Oskar Dudycz

Pragmatic about programming

A few tricks on how to set up related Docker images with docker-compose

2022-05-11 oskar dudyczDevOps

cover

In the last few days, I have been working on guidance on piping EventStoreDB logs into Elasticsearch. ELK stack (so Elasticsearch, Logstash and Kibana) is one of the most popular tools for ingesting and analyzing logs and statistics. There are plenty of ways to configure it, but I wanted to do it idiomatically as I was doing the initial guide.

I wanted to provide and test a few scenarios with the following tools:

  • EventStoreDB - source for logs
  • Elasticsearch to store logs. It’s a document database built on top of the Lucene full-text search engine.
  • Kibana - UI for browsing logs with dashboards and visualizations.
  • Logstash - tool for gathering and/or transforming log files to Elasticsearch
  • Filebeat: the latest tool that offloaded Logstash from tailing files efficiently.

I knew that I’ll have to test those tools in multiple environments, as EventStoreDB can be run both on Windows and Linux. Also, as I wasn’t the ELK stack expert, I expected to require a few iterations before making it right. I didn’t want to end up reinstalling my dev machine. Although it’s not recommended to set up EventStoreDB or ELK stack on top of the Docker engine, I decided to use this approach as:

  • this would allow me to quickly ephemeral environments,
  • I didn’t need to provide the entire production setup but rather show how configuration files with the EventStoreDB specifics should look. I could reference the detailed installation instructions to EventStoreDB and ELK stack documentation. Especially, adding too many non-related details would blur the guidance.
  • I wanted to have a repeatable configuration that someone could just take and play with it without going through all the installation steps.
  • I had previous experience with various Docker setups.

Of course, it didn’t go as smoothly as I had imagined. Windows 11 and Linux definitely have distinct sets of quirks to align. For instance, even though containers should behave the same way between operating systems, it’s not always like that, especially if that involves sharing files, network config etc., with the host operating system.
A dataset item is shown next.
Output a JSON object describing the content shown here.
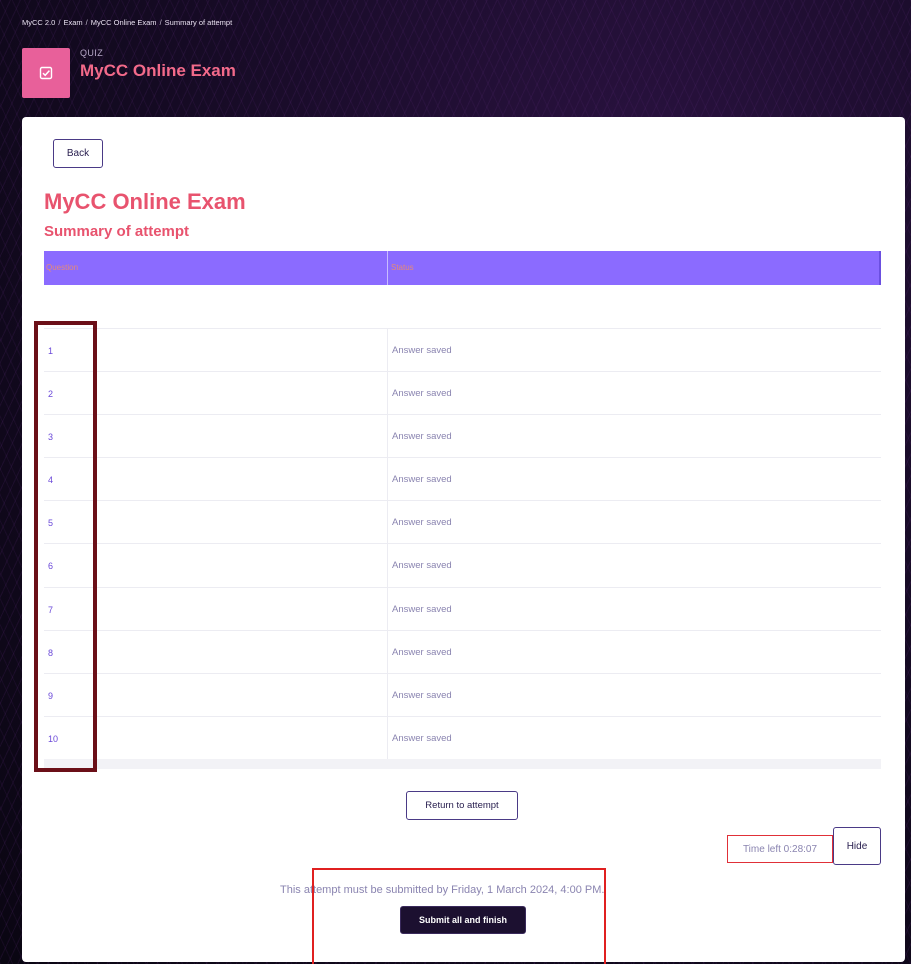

Let’s start with file sharing between containers. I had to shovel the EventStoreDB log file with Filebeat. I could also provide my Dockerfile using the EventStoreDB image as the base one and install Filebeat in it. It would be closer to the production usage, but this would force me to maintain my Dockerfile. It is far from ideal, making different testing combinations of releases harder. Yet, the purpose of my samples was to show how to configure Filebeats to grab EventStoreDB log files. For that, it’s enough to have access to files. I decided to use separate, unchanged Docker images maintained by EventStoreDB and Elastic and map the same files source.

Docker has the concept of volumes. It enables storing the container data. You can restart the container, and the data will remains. It also allows to mount/bind the host operating system files to the container. It can go both ways, you can send files to the container, but you can also see generated files from the container in the host storage. Of course, if you do it right…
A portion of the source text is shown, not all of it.